Otherwise you need to have two people with the same technical information and the developer does not have adequate incentives to do the job right the first time.

Staff Coordination Roles

Need for people who glue things together.

Outsourcing

The best rule is only outsource what is already working well, or something you haven't started and know clearly what you want.  Don't outsource something that is a problem and you expect the outsourcer to make it better.

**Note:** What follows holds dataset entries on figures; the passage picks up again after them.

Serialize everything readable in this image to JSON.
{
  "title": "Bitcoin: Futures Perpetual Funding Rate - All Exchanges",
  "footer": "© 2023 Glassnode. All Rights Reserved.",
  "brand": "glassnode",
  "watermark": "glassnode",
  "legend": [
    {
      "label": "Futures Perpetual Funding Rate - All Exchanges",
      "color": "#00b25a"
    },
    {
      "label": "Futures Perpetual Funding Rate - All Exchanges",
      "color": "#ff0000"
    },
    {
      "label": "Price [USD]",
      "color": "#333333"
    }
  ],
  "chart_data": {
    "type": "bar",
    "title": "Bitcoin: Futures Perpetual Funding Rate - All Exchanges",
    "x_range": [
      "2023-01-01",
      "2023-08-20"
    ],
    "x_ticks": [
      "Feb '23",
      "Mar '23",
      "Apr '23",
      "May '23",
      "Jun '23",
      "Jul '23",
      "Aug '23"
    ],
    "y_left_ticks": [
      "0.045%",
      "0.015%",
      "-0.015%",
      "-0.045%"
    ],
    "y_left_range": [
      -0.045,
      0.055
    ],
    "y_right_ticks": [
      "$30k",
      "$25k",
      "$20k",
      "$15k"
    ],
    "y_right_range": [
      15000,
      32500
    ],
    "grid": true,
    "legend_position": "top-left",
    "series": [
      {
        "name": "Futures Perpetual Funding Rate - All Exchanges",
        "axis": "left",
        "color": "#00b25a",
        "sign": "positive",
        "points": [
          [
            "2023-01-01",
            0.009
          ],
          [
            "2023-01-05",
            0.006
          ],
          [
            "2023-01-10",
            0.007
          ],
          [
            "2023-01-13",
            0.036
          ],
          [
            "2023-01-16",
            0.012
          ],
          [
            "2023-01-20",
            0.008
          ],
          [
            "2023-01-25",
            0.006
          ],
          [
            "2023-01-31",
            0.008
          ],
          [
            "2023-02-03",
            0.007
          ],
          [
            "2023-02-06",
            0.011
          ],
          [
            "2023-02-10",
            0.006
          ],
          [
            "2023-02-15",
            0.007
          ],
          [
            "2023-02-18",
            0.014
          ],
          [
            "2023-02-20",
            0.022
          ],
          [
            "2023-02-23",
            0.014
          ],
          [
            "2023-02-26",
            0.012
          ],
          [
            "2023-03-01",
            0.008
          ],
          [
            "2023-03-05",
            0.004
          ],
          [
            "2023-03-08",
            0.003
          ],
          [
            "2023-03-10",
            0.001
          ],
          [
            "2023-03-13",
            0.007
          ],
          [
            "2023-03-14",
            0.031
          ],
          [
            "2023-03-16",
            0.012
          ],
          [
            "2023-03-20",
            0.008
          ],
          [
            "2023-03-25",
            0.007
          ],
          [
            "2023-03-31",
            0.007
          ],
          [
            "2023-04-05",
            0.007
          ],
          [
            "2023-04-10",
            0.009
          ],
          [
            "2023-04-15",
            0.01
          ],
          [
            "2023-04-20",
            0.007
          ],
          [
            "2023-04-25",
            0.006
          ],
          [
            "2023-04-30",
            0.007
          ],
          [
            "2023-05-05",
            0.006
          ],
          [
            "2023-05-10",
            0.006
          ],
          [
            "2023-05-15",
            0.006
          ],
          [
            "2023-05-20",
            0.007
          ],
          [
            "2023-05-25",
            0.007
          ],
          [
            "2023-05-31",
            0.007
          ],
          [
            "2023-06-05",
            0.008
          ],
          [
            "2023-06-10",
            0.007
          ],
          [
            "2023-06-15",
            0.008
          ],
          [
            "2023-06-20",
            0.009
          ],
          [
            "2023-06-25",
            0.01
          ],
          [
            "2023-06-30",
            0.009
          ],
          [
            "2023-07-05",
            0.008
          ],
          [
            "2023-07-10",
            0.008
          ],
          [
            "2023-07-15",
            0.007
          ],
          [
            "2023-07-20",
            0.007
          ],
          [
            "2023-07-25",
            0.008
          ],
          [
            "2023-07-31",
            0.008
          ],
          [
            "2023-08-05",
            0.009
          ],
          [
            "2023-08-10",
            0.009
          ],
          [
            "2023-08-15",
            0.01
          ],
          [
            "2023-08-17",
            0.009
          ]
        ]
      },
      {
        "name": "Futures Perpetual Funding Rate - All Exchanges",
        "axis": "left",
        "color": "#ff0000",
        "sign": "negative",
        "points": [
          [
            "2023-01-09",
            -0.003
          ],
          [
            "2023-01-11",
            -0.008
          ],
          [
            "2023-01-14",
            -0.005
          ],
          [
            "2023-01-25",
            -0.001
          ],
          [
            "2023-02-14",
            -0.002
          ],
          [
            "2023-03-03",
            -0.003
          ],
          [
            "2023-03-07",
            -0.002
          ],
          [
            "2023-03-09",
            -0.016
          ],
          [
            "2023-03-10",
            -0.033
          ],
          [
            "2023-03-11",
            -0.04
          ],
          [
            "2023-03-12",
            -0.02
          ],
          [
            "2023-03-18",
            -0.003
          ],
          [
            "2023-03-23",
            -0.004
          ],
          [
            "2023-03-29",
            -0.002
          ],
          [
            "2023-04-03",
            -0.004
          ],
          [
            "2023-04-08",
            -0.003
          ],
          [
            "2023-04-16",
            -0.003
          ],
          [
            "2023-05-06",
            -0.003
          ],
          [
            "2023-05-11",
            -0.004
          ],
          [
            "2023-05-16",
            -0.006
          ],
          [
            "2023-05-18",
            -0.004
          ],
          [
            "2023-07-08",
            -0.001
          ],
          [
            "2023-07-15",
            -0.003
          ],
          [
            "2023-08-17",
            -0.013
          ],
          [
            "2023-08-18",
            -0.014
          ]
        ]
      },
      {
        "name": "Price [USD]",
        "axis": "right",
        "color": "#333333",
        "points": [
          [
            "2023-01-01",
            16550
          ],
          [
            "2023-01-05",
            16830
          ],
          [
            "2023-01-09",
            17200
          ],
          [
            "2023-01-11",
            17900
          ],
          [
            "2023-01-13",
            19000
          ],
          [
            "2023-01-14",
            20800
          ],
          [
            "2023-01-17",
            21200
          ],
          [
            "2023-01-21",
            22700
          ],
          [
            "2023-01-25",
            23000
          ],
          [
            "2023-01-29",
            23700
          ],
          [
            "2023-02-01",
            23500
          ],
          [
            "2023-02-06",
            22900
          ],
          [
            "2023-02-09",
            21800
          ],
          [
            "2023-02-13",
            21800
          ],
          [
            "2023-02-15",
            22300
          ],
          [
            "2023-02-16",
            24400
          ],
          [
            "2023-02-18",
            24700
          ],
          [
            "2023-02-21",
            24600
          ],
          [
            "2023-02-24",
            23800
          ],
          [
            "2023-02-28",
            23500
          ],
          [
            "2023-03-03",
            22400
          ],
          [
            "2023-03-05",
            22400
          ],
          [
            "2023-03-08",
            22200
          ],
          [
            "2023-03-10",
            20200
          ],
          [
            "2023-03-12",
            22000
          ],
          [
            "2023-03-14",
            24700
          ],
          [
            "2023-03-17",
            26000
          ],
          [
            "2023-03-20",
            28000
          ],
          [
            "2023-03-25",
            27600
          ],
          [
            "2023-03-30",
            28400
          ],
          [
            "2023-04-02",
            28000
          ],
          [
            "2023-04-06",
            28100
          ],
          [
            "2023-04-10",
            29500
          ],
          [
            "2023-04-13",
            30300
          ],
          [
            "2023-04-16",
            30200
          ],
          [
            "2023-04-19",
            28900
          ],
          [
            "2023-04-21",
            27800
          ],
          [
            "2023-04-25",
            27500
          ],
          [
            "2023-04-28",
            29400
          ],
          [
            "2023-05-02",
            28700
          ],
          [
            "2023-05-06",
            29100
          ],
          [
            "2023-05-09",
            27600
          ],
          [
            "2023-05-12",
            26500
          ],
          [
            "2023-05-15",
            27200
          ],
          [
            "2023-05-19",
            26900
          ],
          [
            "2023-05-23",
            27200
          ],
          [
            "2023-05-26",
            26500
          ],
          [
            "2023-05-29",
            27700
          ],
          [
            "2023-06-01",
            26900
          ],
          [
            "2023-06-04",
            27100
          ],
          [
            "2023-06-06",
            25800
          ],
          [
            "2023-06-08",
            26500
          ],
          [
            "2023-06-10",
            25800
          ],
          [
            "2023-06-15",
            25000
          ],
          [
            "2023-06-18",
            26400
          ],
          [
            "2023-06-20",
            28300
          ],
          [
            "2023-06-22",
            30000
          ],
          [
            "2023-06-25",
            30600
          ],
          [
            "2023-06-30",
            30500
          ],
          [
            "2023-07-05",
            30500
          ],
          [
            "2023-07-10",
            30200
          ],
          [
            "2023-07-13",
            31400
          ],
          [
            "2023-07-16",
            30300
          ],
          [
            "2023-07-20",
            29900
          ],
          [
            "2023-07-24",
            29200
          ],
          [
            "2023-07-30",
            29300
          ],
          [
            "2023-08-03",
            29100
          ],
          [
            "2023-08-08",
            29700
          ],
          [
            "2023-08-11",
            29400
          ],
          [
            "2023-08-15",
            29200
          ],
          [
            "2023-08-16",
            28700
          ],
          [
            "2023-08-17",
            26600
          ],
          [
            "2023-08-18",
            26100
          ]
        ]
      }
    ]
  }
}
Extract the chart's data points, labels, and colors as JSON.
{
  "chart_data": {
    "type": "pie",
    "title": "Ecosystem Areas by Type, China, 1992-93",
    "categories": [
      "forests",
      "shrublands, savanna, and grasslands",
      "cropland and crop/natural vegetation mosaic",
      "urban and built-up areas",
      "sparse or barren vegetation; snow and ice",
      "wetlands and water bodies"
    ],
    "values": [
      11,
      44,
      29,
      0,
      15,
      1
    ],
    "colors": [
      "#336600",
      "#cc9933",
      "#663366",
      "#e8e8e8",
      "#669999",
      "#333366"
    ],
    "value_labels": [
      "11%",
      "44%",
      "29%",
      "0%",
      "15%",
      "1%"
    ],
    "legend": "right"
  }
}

Environmental Considerations

Workspace does make a difference.

Management Recommendations

Prune Work Upfront

Too often time netops orgs commit to a workload / objectives that aren;t  possible. As a result people often  feel like operations teams were behind, even when the ops team was was working very well. The harsh true of operations is that it nevet lets up. Often, operations teams are at the end of a long pipeline, so they feel like they can't push back on a big project because schedule buffers have been eaten up and the are demands for the "new thing".  Since the big projects couldn’t be pushed back on (and schedules are full), smaller things get pushed back on. Some things which would take 5 minutes and unblock someone was be given an instant "NO, I won't do it because it is not on the plan". Better to engage early and set people's expectations, than to have things slipped at the end.

Reference

Structural Cybernetics

How does radical collocation help a team succeed? – Teasley, Covi, Krishnan, Olson, CSCW’00, December 2-6, 2000, Philadelphia, PA.